わたしは子どもの頃に知った人魚姫の物語が “ものすごい没落物語” であることを、いまさらながら知りました。


『幸福のうわおいぐつ』も、変身モノという点では似ているのですが、こちらは人間のストリートもの。最後の展開がすごい。すごいのー。


いずれも青空文庫で読めます。
およよ。そうなの? よっしゃ、わたしも読んでみるか、というかたは、以下のわたしの感想はご自身が読んでなにを思ったかを整理したあとに読むほうが、同じ本を読んでおしゃべりする感覚で楽しめるかと思います。
(なので、ここでブラウザを閉じちゃってください)

 

 

人魚のひいさま

人魚姫ってこんな話だったの?
六人(六尾?)の人魚のひいさまたち(全員、個別の名称がない)も含めた、その種族の女たちの生きかたが描かれたお話でした。
修行というのは、人間が寺で行うもの。お前がやっていることはそれとは違うだろという現実を突きつける。自分でリスクを負って望んでやってきた場所で、ただ目的を達成するために耐え忍ぶことを修行のように言われても困るよと。

 

わたしには女ストーカーのマインドを描いたような話に見えました。
そして「こんなはずじゃなかった」ところからの、敗者復活のチャンスを手放すことが美しく描かれている。これは、なかなかのド演歌。日本人以上に日本の心を描いてる。
この人魚は寒さを堪えてセーターを編むタイプで、海外にもこういうお話って、あるんだ・・・と思いながら読みました。
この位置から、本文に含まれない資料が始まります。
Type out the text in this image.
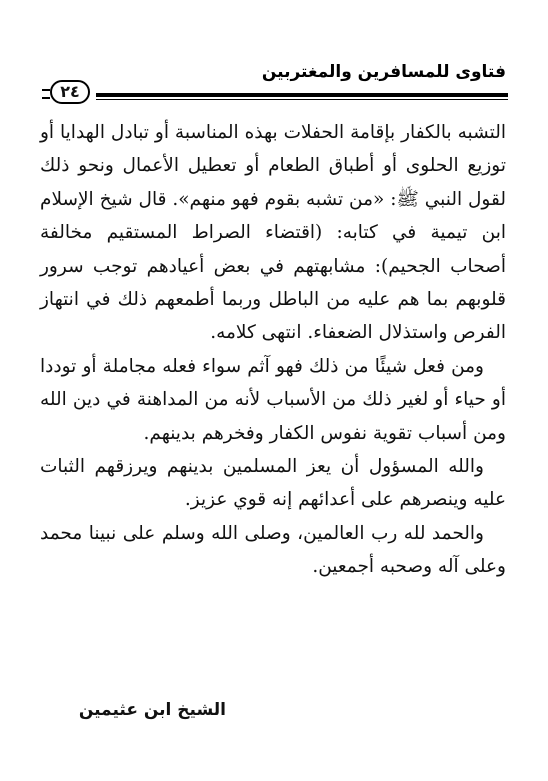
فتاوى للمسافرين والمغتربين
٢٤

التشبه بالكفار بإقامة الحفلات بهذه المناسبة أو تبادل الهدايا أو توزيع الحلوى أو أطباق الطعام أو تعطيل الأعمال ونحو ذلك لقول النبي ﷺ: «من تشبه بقوم فهو منهم». قال شيخ الإسلام ابن تيمية في كتابه: (اقتضاء الصراط المستقيم مخالفة أصحاب الجحيم): مشابهتهم في بعض أعيادهم توجب سرور قلوبهم بما هم عليه من الباطل وربما أطمعهم ذلك في انتهاز الفرص واستذلال الضعفاء. انتهى كلامه.

ومن فعل شيئًا من ذلك فهو آثم سواء فعله مجاملة أو توددا أو حياء أو لغير ذلك من الأسباب لأنه من المداهنة في دين الله ومن أسباب تقوية نفوس الكفار وفخرهم بدينهم.

والله المسؤول أن يعز المسلمين بدينهم ويرزقهم الثبات عليه وينصرهم على أعدائهم إنه قوي عزيز.

والحمد لله رب العالمين، وصلى الله وسلم على نبينا محمد وعلى آله وصحبه أجمعين.

الشيخ ابن عثيمين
魔女の力を借りて五尾のお姉さまたちとおばあさまがやってくるシスター・フッドの展開があったことだけが救い。

 

 

 

幸福のうわおいぐつ

うわおいぐつは、上履きの靴みたいな意味。
はじめは、なんだこの話は・・・と思いながら読んでいたのだけど、ちょっとずつギアが上がっていく。そんなおもしろさでした。
クライマックスに向けての流れも良くて、そこで登場する「心配の妖女」と「幸福の女神の召使い」の設定がすごくいい。やられた感じ。
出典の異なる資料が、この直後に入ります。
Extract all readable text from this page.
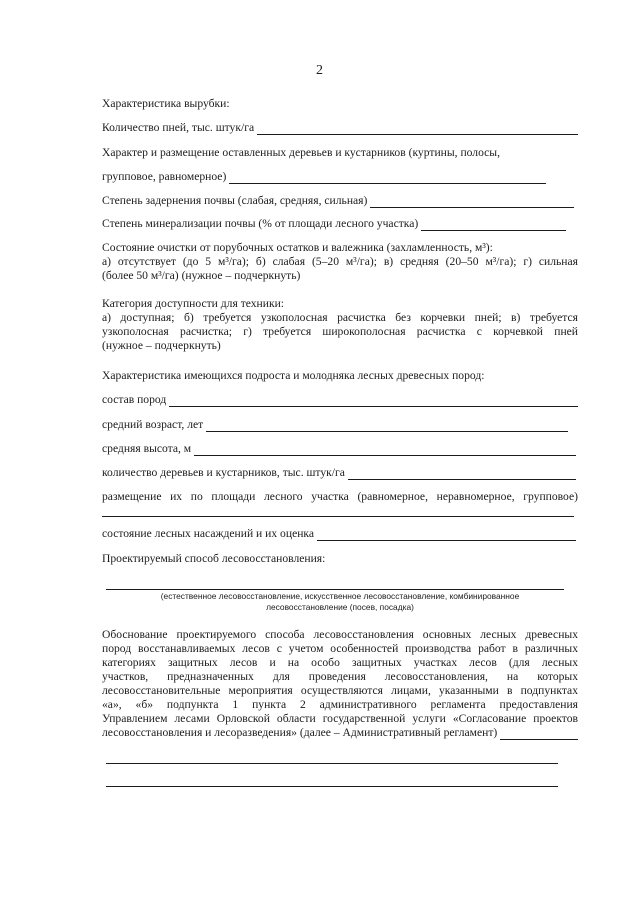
2
Характеристика вырубки:
Количество пней, тыс. штук/га
Характер и размещение оставленных деревьев и кустарников (куртины, полосы,
групповое, равномерное)
Степень задернения почвы (слабая, средняя, сильная)
Степень минерализации почвы (% от площади лесного участка)
Состояние очистки от порубочных остатков и валежника (захламленность, м³):
а) отсутствует (до 5 м³/га); б) слабая (5–20 м³/га); в) средняя (20–50 м³/га); г) сильная
(более 50 м³/га) (нужное – подчеркнуть)
Категория доступности для техники:
а) доступная; б) требуется узкополосная расчистка без корчевки пней; в) требуется
узкополосная расчистка; г) требуется широкополосная расчистка с корчевкой пней
(нужное – подчеркнуть)
Характеристика имеющихся подроста и молодняка лесных древесных пород:
состав пород
средний возраст, лет
средняя высота, м
количество деревьев и кустарников, тыс. штук/га
размещение их по площади лесного участка (равномерное, неравномерное, групповое)
состояние лесных насаждений и их оценка
Проектируемый способ лесовосстановления:
(естественное лесовосстановление, искусственное лесовосстановление, комбинированное
лесовосстановление (посев, посадка)
Обоснование проектируемого способа лесовосстановления основных лесных древесных
пород восстанавливаемых лесов с учетом особенностей производства работ в различных
категориях защитных лесов и на особо защитных участках лесов (для лесных
участков, предназначенных для проведения лесовосстановления, на которых
лесовосстановительные мероприятия осуществляются лицами, указанными в подпунктах
«а», «б» подпункта 1 пункта 2 административного регламента предоставления
Управлением лесами Орловской области государственной услуги «Согласование проектов
лесовосстановления и лесоразведения» (далее – Административный регламент)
幸福の女神はいつも幸福にしてくれようとしているのに、心配の妖女のほうがサッと行動力を発揮してしまう。女神よ、やっぱり思っているだけじゃ、こういうところで差が出ちゃうのよ。
いくらあなたが女神でも。


わたしは最後のこの部分を読みながら、『食べて、祈って、恋をして』のイタリア編で、”憂うつ” と “寂しさ” が主人公を詰めてくる場面を思い出しました。
設定も時代も全然違うのだけど、運命に翻弄されるというのは、あとになってみれば、自分の思考に翻弄されたということ。
それをインドの賢者たちはマーヤー(幻)といったのだとわたしは思っているのだけど、アンデルセンも同じように、世界をそう見ていたんじゃないか。
アンデルセンの物語には、教訓よりも「世界の見かた」への示唆が多く、インドの聖典と同時進行で読んでいると混同するくらい、それに近いものを感じます。